Foi Logan quem concordou.

Estagnada, fitei o interior da igreja. Estava um pouco escuro, uma luz pálida batia no chão branco e preto.

Ouvimos passos. De repente eu não queria ficar ali em cima da calçada por muito tempo.

Arya se afastou minimamente, chegando perto de nós. Ia me puxando pelo braço, querendo continuar o trajeto para o hospital, mas a figura corpulenta de um senhor se fez ver, vindo do interior da igreja.

A luz aos poucos alcançou seu rosto, nos dando uma visão mais concreta. A barba com a cor branca prevalecendo, compartilhava de um cabelo grisalho, meio calvo atrás.

Vestia preto. Uma corda era passada pelo quadril. A aparência era pálida, porém totalmente normal. Os olhos que eram opacos e vazios, de um castanho desbotado e comum, sem emoção ou expressão.

Senti a mão de Arya tremer de leve e largar meu braço. Ela parecia não ter boas memórias daquele lugar.

Na verdade, ninguém parecia ter boas memórias de nenhum lugar.

- Olá, crianças - Ele cumprimentou ao sair da igreja, abrindo pequeno e magro sorriso. - Meu nome é Sidney.
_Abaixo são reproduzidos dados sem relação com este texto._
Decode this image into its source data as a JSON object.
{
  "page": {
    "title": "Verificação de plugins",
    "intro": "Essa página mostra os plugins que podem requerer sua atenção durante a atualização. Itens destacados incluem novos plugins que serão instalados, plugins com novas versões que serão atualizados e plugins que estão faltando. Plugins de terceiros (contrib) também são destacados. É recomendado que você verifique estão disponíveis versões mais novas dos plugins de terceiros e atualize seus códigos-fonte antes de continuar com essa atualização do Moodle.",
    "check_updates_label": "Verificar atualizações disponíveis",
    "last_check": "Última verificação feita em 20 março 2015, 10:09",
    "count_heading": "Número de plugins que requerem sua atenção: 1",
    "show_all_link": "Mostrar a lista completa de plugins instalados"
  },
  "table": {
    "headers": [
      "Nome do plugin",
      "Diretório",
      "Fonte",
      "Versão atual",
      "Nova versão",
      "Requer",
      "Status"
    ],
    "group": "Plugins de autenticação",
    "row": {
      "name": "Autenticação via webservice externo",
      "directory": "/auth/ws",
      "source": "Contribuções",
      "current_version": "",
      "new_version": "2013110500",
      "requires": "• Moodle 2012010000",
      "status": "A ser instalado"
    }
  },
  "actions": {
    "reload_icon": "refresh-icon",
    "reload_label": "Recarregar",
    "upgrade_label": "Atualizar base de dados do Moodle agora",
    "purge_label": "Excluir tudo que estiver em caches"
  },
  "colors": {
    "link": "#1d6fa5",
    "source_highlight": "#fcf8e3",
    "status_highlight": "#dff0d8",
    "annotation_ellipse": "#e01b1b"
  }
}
Mas pode me chamar apenas de Ney. - Se apresentou, com gestos lentos e vagos, que não eram executados até o fim. - Sou o novo padre da igreja. - Falou.
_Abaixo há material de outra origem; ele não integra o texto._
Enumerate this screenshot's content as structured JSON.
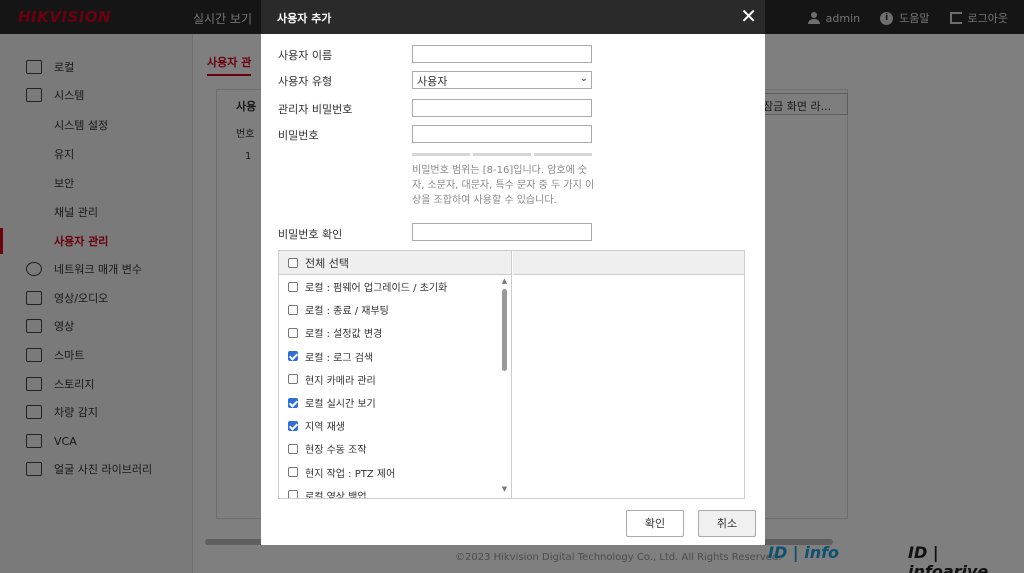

Nenhum de nós expressou nenhum movimento.

Eu até tentei responder qualquer coisa, ou ao menos dar um sorriso, mas fui impedida ao ver uma criança sair saltitando de algum lugar atrás de nós, com um sorriso totalmente alegre no rosto, parando à nossa frente.
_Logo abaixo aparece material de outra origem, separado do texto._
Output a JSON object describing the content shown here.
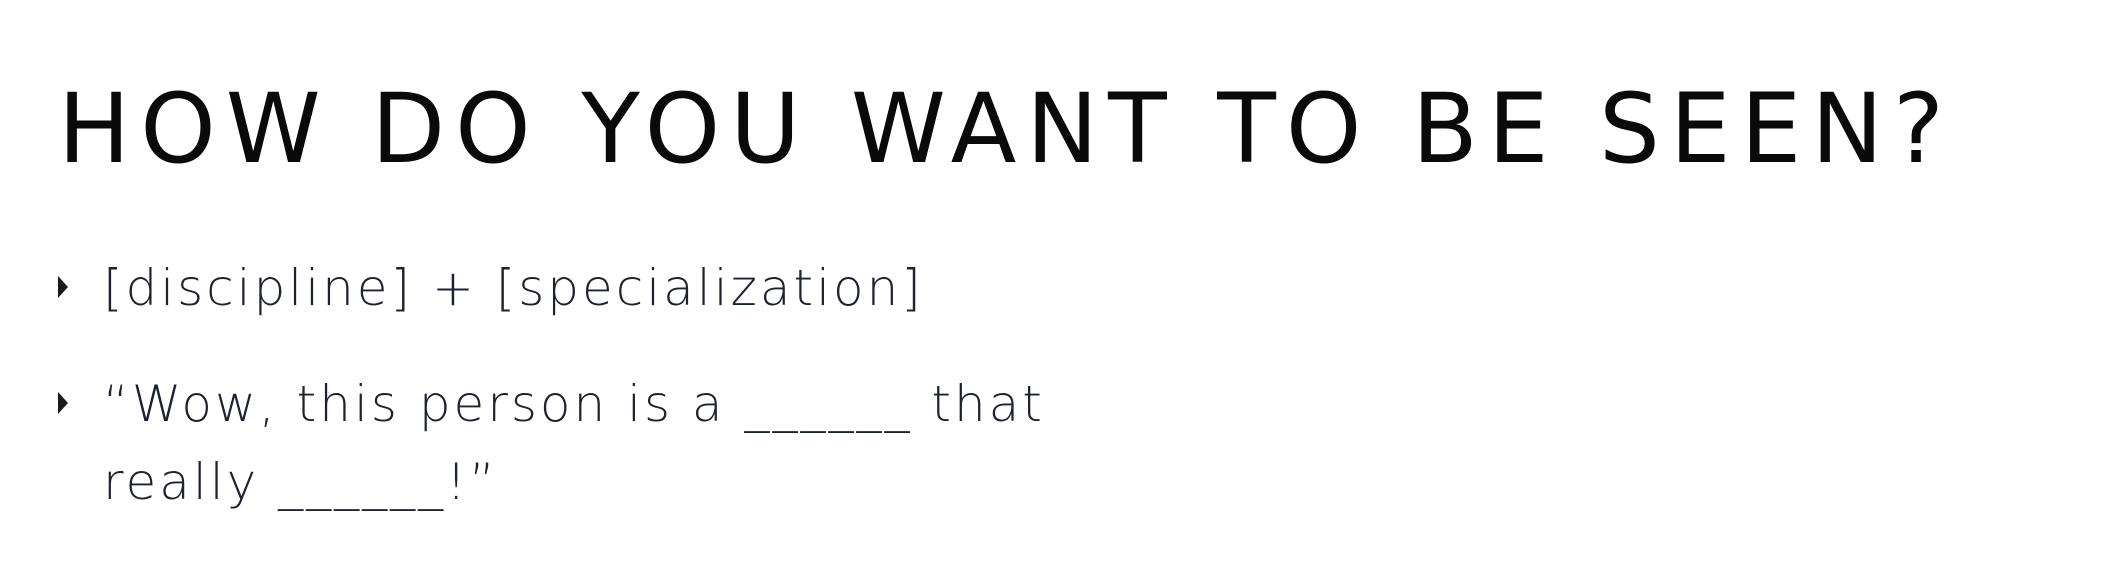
{
  "slide": {
    "title": "HOW DO YOU WANT TO BE SEEN?",
    "bullets": [
      {
        "text": "[discipline] + [specialization]"
      },
      {
        "text": "“Wow, this person is a ______ that really ______!”"
      }
    ]
  },
  "icons": {
    "bullet_marker": "triangle-right-icon"
  },
  "colors": {
    "background": "#ffffff",
    "title_text": "#0a0a0a",
    "body_text": "#1b2230"
  }
}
- Sam! Sam, vamos, estamos atrasados! - A criança disse. Meu coração quase parou ao perceber que era Júnior.

- Pian... - Eu ia responder em um sorriso, diante dos olhos confusos de Logan e Arya, mas o bebê ergueu a mãozinha, negando rapidamente, me puxando pela calça.

Ney se afastou ao ver Júnior.

- Vem, temo que ir - Insistiu, embora estivesse com o mesmo sorriso. Parecia estar... vivo. Aquela luz ao seu redor estava apagada, lhe deixando com um aspecto normal.

Como eu queria que fosse verdade!

Dei uma troca de olhares com Arya, concordando e dando a mão para ele. Logan deu um pequeno e rápido sorriso para o padre, nos acompanhando.

Assim que a igreja saiu de vista, o sorriso de Júnior morreu e ele largou minha mão. A luz voltou.

Arya permanecia calada, o olhando. Havia algo diferente em seus olhos. E Júnior retribuía à todos os olhares, como se ambos virassem cúmplices depois de a menor saber de sua história.

- Por que fizera aquilo? - Questionei, me referindo ao fato de nos tirar de perto do padre. O fantasma deu de ombros, desviando os olhos de Arya.

- Tive que interferir. Não é para vocês ficarem perto dele. - Falou, baixinho, cruzando os pequenos braços.

- Por que não? - Pressionei.

- Não vão querer saber. - O ouvi. Franzi a testa.

- Como não? É por isso que estou perguntando, porque quero saber. Já não basta tudo que esconderam de mim até agora? - Insisti.

Arya me lançou um olhar de aviso, um tanto inquieta. Caminhava do lado de Pianista. Parecia estar angustiada. Não saía de perto do mesmo.

Júnior não me respondeu.

- Por que o padre se afastou quando você chegou? - Tentei de outra forma, em um suspiro pesado. Logan olhou o fantasma atentamente, relutante.

- Simples. O padre é um demônio. - Ele respondeu, erguendo os ombros, sem olhar para ninguém.